Davis did not think it was odd that a preteen boy was always on hand at Jackson's Encino, Calif., home where the interviews took place over an intermittent eight-month period.




"It was like his ward. It was like Batman and Robin. He was a very nice kid," Davis said. "But there were several of them. They all looked like (actor) Macaulay Culkin, and then they became Macaulay Culkin who you may remember was called to testify at the (Jackson's 2005 child-molestation) trial.




"I'm sure they were bedding down with Mike, but I don't believe for a minute that he ever molested them or touched them or anything like that, or gave them alcohol."




Rather, Davis surmised that they were playmates in Jackson's innocent fantasy world. They would play videogames, watch movies and run errands for him.
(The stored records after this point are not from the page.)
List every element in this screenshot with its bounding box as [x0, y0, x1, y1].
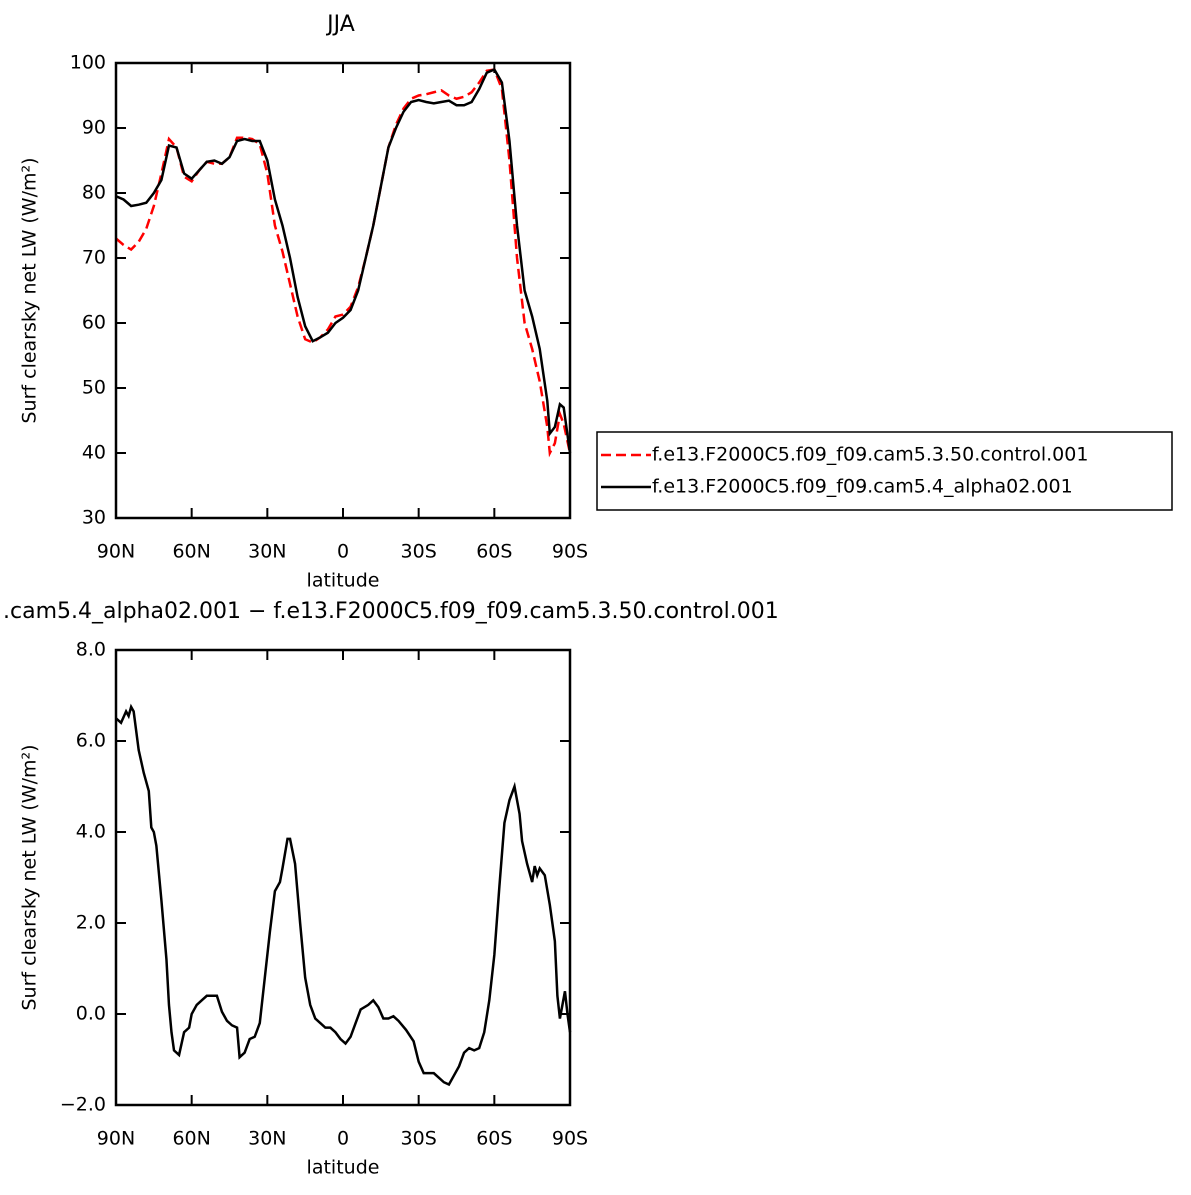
y-tick-label: 90 [82, 117, 106, 139]
x-tick-label: 0 [337, 541, 349, 563]
y-tick-label: 2.0 [76, 912, 106, 934]
y-tick-label: 80 [82, 182, 106, 204]
legend-label: f.e13.F2000C5.f09_f09.cam5.4_alpha02.001 [652, 476, 1073, 498]
x-axis-label: latitude [307, 570, 380, 592]
chart-title: JJA [325, 12, 355, 37]
legend-box [596, 431, 1173, 511]
y-axis-label: Surf clearsky net LW (W/m²) [19, 157, 41, 423]
x-tick-label: 30N [248, 1128, 286, 1150]
x-tick-label: 60N [172, 541, 210, 563]
y-tick-label: 8.0 [76, 639, 106, 661]
line-series [115, 703, 572, 1087]
plot-frame [114, 648, 572, 1107]
x-tick-label: 0 [337, 1128, 349, 1150]
x-tick-label: 30N [248, 541, 286, 563]
y-tick-label: 60 [82, 312, 106, 334]
y-tick-label: 4.0 [76, 821, 106, 843]
y-tick-label: 6.0 [76, 730, 106, 752]
plot-frame [114, 61, 572, 520]
x-tick-label: 90N [97, 541, 135, 563]
x-tick-label: 30S [401, 1128, 437, 1150]
x-tick-label: 30S [401, 541, 437, 563]
y-tick-label: 40 [82, 442, 106, 464]
y-axis-label: Surf clearsky net LW (W/m²) [19, 744, 41, 1010]
x-tick-label: 60N [172, 1128, 210, 1150]
x-tick-label: 90S [552, 1128, 588, 1150]
chart-title: .cam5.4_alpha02.001 − f.e13.F2000C5.f09_… [3, 599, 779, 624]
y-tick-label: 30 [82, 507, 106, 529]
x-axis-label: latitude [307, 1157, 380, 1179]
y-tick-label: 50 [82, 377, 106, 399]
y-tick-label: 0.0 [76, 1003, 106, 1025]
line-series [115, 67, 572, 454]
legend-label: f.e13.F2000C5.f09_f09.cam5.3.50.control.… [652, 444, 1088, 466]
x-tick-label: 60S [476, 541, 512, 563]
x-tick-label: 90S [552, 541, 588, 563]
y-tick-label: 100 [70, 52, 106, 74]
y-tick-label: 70 [82, 247, 106, 269]
y-tick-label: −2.0 [60, 1094, 106, 1116]
x-tick-label: 90N [97, 1128, 135, 1150]
x-tick-label: 60S [476, 1128, 512, 1150]
line-series [115, 68, 572, 458]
With Onassis applying deadline pressure, Davis hurriedly cobbled his interview transcripts into a narrative, sent off a rough draft and waited to be fired for shoddy work. But within a few weeks, Doubleday was sending him back proofs to check.
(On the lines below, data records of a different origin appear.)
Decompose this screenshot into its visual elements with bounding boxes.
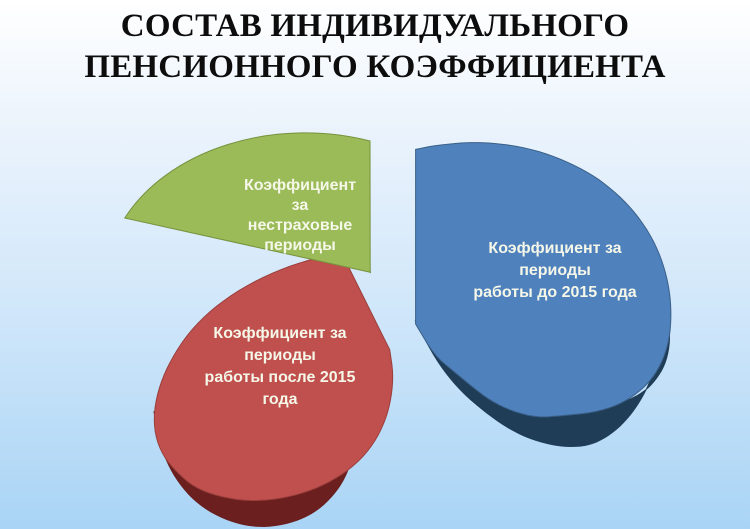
svg-text:Коэффициент: Коэффициент <box>244 177 356 194</box>
svg-text:Коэффициент за: Коэффициент за <box>213 325 346 342</box>
svg-text:за: за <box>292 197 309 214</box>
svg-text:года: года <box>262 391 297 408</box>
svg-text:Коэффициент за: Коэффициент за <box>488 240 621 257</box>
svg-text:нестраховые: нестраховые <box>248 217 353 234</box>
svg-text:периоды: периоды <box>244 347 316 364</box>
svg-text:периоды: периоды <box>519 262 591 279</box>
svg-text:периоды: периоды <box>264 237 336 254</box>
svg-text:работы после 2015: работы после 2015 <box>205 369 356 386</box>
svg-text:работы до 2015 года: работы до 2015 года <box>473 284 636 301</box>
"It undermined my faith in publishing a little," he said. "I'm not even sure he read it completely...Or someone did, maybe his lawyer or manager."




Davis and Jackson never kept in touch. He occasionally bumped into Onassis while they were summering on Martha's Vineyard, but the whole Jackson saga remained a sensitive issue until she died of cancer in 1994.

(Editing by Bob Tourtellotte)

http://new.music.yahoo.com/michael-...ackson-book-a-headache-for-jackie-o--61991201
 
So it was Ghostwritten.
Im really sad about this. I wish he wrote it himself. The voice of the prose and the entire story sounded so much like him.
That ghost writer did an excellent job :(
 
So it was Ghostwritten.
Im really sad about this. I wish he wrote it himself. The voice of the prose and the entire story sounded so much like him.
That ghost writer did an excellent job :(

I think it's very rare that a book by a famous person, who is not a writer, is not ghostwritten.
 
Yeah but it's still sad.
I really resonated with that book and connected with him in a more intimate way. Now i realize it was with some random guy that just happened to voice his spirit brilliantly.
 
I think it's very rare that a book by a famous person, who is not a writer, is not ghostwritten.

Very true. The format is to have many long interviews and the writer basicaly pieces togehter a book form that material.